3. (11-14) La carestia dell’udire la parola di Dio.
Ecco, verranno i giorni», dice il Signore, l’Eterno, «in cui manderò la fame nel paese, non fame di pane né sete di acqua, ma piuttosto di udire le parole dell’Eterno. Essi andranno errando da un mare all’altro, da nord a est, correranno qua e là in cerca della parola dell’Eterno, ma non la troveranno. In quel giorno le belle fanciulle e i giovani scelti verranno meno per la sete. Quelli che giurano per il peccato di Samaria e dicono: “Come il tuo DIO vive, o Dan” e: “Come vive Beer-Sceba” cadranno e non risorgeranno piú».
a. Manderò la fame nel paese, non fame di pane, né sete d’acqua, ma di udire le parole del SIGNORE: La maggior parte delle persone pensa che il peggior tipo di carestia sia una fame di pane, ma Amos ricordò a Israele che il peggior tipo di carestia è una fame…di udire le parole del SIGNORE.
i. Notate attentamente la natura di questa fame. Non è una mancanza della parola di Dio, ma una fame…di udire le parole del SIGNORE. “La condizione descritta è quella di essere sordi alle parole di Geova, non in grado di udirle. Non è un caso di Dio che trattiene la Sua rivelazione; ma di persone che sono in uno stato tale da non vederla, non udire le parole.” (Morgan)
ii. È vero che possono venire tempi in cui c’è una carestia della parola di Dio, sia per negligenza che per infedeltà. Ma non è questo che Amos intendeva qui. Si trattava di un problema con l’ascoltatore, non con il predicatore. Il predicatore può avere i suoi problemi e l’ascoltatore può avere anche i suoi.
iii. 1 Tessalonicesi 2:13 descrive il modo giusto di udire la parola di Dio: Quando riceveste da noi la parola della predicazione di Dio, voi l’accettaste non come parola di uomini, ma, quale essa è veramente, come parola di Dio, la quale opera efficacemente in voi che credete.
iv. “Possiamo chiederci se ci nutriamo abbastanza della Parola di Dio. Se vogliamo crescere forti, dobbiamo nutrirci, non di condimenti e dolciumi, non di bocconcini e avanzi, non di versetti e frasi pie; ma della carne forte della Parola, sugli insegnamenti, le storie, i tipi della Scrittura.

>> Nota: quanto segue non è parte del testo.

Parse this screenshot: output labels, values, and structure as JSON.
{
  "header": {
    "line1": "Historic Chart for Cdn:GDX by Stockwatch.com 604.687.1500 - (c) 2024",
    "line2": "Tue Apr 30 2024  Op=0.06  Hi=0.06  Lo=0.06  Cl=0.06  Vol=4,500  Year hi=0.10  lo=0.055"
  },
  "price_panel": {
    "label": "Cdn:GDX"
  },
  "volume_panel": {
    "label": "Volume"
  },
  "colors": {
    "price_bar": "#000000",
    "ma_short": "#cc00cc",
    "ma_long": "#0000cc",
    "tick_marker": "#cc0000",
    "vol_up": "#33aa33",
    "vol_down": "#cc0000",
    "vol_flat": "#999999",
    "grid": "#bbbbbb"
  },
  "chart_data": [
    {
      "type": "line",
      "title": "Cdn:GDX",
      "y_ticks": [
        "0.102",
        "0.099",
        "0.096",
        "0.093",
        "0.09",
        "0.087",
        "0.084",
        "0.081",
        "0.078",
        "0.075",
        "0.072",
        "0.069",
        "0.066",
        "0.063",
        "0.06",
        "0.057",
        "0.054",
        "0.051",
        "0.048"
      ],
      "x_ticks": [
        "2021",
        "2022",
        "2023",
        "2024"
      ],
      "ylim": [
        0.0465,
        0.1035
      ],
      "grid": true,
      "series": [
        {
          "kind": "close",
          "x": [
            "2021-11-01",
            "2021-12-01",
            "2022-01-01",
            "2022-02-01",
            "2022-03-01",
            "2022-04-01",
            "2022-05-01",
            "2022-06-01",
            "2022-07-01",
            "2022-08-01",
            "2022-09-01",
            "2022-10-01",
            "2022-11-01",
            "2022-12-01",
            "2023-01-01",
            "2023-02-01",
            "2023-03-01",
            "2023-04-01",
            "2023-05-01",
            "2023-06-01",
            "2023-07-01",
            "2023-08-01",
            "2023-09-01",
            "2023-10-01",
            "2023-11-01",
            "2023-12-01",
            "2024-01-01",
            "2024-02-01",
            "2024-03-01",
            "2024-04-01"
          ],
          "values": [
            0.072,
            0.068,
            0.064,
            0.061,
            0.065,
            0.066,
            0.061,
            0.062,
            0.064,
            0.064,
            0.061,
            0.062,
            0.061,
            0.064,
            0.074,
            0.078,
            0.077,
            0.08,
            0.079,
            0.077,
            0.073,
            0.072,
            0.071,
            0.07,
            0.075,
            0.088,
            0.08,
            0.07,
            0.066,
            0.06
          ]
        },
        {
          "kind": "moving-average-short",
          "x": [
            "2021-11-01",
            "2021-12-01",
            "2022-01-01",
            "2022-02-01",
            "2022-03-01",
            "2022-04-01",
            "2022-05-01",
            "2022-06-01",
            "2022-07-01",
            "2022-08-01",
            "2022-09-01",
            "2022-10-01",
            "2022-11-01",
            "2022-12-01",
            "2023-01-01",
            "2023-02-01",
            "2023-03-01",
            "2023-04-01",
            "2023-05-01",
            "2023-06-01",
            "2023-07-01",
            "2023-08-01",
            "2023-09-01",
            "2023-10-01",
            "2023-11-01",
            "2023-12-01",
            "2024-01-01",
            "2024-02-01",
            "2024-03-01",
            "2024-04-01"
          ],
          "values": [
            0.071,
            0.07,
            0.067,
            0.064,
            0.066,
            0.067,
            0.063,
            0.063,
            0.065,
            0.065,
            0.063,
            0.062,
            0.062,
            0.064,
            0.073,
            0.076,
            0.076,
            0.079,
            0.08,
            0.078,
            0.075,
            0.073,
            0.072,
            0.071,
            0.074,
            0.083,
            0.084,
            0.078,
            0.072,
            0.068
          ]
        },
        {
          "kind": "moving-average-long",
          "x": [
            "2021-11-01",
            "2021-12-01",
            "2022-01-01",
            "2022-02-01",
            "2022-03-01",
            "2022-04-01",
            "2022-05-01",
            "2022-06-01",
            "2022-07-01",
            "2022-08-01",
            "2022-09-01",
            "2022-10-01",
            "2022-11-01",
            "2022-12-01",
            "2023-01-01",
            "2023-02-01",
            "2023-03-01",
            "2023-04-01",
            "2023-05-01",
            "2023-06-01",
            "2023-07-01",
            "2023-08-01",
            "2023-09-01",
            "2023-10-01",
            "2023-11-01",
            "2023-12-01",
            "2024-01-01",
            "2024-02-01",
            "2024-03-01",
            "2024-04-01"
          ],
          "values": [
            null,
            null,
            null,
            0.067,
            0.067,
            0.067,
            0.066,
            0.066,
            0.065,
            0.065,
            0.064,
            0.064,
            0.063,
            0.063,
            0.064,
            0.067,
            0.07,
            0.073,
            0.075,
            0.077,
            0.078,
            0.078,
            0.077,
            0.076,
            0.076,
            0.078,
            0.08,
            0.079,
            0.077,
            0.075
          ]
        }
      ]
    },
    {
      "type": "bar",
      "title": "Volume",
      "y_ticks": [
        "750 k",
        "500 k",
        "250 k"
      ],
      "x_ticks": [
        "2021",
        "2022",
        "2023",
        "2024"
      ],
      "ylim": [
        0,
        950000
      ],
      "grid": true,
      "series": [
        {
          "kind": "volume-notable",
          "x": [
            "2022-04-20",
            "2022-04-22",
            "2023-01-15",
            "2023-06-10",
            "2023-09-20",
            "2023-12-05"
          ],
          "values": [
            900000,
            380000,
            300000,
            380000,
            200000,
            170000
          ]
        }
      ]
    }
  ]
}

Oh, per più fame e sete di queste!” (Meyer)
v. Considerato che è vero che l’uomo non vive di solo pane, ma di ogni parola che procede dalla bocca di Dio (Matteo 4:4), allora è vero che una carestia dell’udire la parola di Dio è in definitiva peggiore di una carestia di pane.
b. Essi andranno errando…in cerca della parola del SIGNORE, ma non la troveranno: Quando respingiamo la parola di Dio per lungo tempo, possiamo trovarci nel posto dove non la troveremo anche se volessimo.
i. Ricordiamo che la capacità di udire la parola di Dio e beneficiarne è un dono di Dio, e un dono da non disprezzare.
ii. Gesù alludeva a questo principio nella parabola dei terreni e del seminatore: Badate a ciò che udite. Con la misura con cui misurate, sarà misurato a voi; e a voi che udite sarà dato di più. Poiché a chi ha sarà dato; ma a chi non ha sarà tolto anche quello che ha (Marco 4:24-25). Quando cerchiamo Dio, generalmente diventa più facile trovarlo. Quando respingiamo Dio, generalmente diventa più difficile udire e ricevere la Sua parola.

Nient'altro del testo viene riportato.